Le policier accusé de la mort de Nael sera jugé pour meurtre…
Je ne savais pas. Ce que je sais, par contre, c’est qu’une cagnotte Leetchi est montée pour lui. Plus d’un million d’euros ont été récoltés ! Je le dis dans un morceau : « Faf et millionnaire grâce à une cagnotte Leetchi, c’est bien manger en faisant le régime de Vichy ». Ce que je fais est aussi politique, parce que, de temps en temps, j’injecte des mots qui ont du sens. C’est un peu un puzzle.
« Jul, ce n’est pas ma came »
Comment te situes-tu par rapport au rap actuel ?

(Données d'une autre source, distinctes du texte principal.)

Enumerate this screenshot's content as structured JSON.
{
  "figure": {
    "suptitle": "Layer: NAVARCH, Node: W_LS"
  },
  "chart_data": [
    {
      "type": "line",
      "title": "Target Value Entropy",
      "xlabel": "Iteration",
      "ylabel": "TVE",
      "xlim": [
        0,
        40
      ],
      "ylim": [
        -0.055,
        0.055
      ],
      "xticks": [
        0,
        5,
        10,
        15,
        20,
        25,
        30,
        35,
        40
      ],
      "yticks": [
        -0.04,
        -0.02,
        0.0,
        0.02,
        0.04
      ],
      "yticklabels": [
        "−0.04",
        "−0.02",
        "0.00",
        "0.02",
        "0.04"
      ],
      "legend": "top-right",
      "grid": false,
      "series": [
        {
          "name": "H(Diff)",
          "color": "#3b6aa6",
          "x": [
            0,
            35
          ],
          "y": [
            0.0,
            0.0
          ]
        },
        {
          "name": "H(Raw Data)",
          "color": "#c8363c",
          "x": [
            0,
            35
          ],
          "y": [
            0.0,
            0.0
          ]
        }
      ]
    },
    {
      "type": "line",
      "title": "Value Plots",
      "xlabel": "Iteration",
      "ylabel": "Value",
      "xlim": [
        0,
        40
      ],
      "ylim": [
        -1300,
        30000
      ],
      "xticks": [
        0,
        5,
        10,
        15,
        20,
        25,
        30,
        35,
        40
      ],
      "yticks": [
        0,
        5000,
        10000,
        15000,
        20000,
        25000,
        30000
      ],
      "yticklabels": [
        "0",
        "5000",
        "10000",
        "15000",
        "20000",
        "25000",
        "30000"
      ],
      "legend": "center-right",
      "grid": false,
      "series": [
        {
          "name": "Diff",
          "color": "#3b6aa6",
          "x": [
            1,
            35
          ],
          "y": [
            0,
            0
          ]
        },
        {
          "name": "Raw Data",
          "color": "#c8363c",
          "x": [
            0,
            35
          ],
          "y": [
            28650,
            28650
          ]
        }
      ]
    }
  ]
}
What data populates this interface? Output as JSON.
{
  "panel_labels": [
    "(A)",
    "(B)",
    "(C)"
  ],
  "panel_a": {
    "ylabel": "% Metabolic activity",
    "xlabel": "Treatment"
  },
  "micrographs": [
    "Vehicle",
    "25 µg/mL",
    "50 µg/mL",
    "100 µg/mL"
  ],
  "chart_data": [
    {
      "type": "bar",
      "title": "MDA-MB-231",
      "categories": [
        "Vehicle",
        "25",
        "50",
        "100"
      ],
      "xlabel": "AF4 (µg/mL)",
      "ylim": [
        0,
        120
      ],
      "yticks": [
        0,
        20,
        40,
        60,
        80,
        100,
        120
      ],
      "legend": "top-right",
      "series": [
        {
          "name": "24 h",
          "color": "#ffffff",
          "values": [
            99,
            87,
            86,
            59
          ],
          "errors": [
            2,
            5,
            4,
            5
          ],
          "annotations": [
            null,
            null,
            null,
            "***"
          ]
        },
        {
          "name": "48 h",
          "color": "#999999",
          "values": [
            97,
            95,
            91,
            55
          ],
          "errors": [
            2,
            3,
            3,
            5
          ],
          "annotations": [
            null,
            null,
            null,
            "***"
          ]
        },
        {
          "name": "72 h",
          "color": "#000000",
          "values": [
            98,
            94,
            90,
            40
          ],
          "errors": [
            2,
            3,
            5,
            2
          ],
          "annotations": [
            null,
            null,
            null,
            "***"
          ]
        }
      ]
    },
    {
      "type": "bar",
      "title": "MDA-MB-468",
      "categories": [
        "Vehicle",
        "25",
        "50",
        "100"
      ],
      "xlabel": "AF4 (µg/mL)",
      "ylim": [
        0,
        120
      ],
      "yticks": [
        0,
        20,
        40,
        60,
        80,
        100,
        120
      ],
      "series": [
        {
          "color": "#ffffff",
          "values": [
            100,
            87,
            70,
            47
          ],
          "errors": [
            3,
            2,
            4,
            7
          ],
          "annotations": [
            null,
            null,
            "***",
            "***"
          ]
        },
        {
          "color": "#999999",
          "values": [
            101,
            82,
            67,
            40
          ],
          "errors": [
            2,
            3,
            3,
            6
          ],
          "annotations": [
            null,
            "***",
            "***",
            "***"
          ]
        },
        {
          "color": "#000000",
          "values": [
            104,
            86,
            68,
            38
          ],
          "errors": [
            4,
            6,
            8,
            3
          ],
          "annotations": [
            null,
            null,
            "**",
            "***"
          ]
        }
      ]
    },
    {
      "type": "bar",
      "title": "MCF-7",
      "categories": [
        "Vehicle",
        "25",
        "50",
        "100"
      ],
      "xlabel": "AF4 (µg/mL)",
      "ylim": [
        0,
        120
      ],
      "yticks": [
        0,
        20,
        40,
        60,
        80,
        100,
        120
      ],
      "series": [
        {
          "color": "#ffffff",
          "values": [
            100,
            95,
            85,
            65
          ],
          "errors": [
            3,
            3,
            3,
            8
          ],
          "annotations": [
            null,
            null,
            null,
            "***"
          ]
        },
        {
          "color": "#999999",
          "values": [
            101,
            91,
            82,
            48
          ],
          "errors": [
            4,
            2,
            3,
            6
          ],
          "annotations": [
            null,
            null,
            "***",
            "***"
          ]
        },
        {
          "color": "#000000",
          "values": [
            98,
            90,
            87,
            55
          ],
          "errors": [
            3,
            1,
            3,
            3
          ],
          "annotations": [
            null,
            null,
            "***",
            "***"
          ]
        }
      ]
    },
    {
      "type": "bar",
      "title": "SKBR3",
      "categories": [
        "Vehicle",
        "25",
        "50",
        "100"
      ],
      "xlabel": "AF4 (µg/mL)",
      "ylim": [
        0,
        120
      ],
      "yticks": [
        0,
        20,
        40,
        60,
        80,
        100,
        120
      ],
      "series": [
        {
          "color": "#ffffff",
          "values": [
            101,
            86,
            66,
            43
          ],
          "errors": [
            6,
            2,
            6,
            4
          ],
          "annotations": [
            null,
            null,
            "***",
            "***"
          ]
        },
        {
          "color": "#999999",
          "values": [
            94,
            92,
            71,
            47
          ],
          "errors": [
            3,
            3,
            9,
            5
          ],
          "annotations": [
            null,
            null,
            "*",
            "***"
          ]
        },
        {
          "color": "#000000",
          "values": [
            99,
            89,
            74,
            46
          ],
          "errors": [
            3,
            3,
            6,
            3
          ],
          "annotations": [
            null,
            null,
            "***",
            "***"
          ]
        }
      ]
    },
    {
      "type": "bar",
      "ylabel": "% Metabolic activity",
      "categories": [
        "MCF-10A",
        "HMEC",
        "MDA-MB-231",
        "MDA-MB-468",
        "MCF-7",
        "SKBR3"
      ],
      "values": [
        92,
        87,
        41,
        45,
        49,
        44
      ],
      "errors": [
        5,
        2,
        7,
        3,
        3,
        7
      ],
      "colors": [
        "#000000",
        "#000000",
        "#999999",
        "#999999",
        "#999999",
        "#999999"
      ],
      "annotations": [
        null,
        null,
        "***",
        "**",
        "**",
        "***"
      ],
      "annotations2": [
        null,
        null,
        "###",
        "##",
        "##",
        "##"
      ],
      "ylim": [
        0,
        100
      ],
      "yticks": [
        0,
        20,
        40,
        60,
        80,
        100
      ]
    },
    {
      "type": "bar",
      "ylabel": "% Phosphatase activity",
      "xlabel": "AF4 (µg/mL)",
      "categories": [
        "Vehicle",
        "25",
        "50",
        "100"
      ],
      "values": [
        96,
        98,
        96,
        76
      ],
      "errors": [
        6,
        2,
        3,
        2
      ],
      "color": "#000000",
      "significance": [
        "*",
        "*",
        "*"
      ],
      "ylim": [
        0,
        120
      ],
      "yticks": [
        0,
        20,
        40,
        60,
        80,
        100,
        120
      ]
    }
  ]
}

Je ne pourrais pas être un bon critique ou donner un avis très objectif car je n’en écoute pas, ou peu. Les plus jeunes de l’équipe ont 25, 30 ans et écoutent beaucoup de rap français. Je sais ce qui se fait, Jul par exemple, je comprends l’engouement populaire autour de sa musique mais ce n’est pas ma came. J’écoute plein de trucs, de la chanson française. En ce moment, Bashung, par exemple. J’écoute beaucoup de musique, excepté du rap. Je reviens aux fondamentaux de cette musique avec les groupes américains qui m’ont bercé quand j’étais jeune, les Beastie Boys par exemple. Le rap français reste une musique jeune. J’ai 40 piges…
Pourtant ton show semble quand même bien ancré dans l’époque actuelle ?
Je ne sais pas si on peut considérer mon concert comme du rap sur scène. C’est musical. Il y a de l’électro car le jeune Cédric qui a produit l’album est un touche-à-tout multi-instrumentiste. Il s’inspire de plein de choses. Sur « Effet de surplomb », il y a des influences sud-africaines, beaucoup d’électro, du rap. On mélange un peu tout ça. On est un band sur scène pour rendre tout ça hyper musical et sortir du truc rap car c’est mon mode d’expression. Moi, je chante un tout petit peu, mais Vinnie, qui est avec moi sur scène, chante beaucoup mieux que moi.
Une dernière question qui remonte de nulle part. Orelsan a été honni avec son morceau « Sale pute » bien avant #MeToo. Avec le recul, que penses-tu de tout cela ?
Je ne répondrai pas là-dessus car c’était il y a plus de dix ans, mais Orelsan a gagné tous ses procès.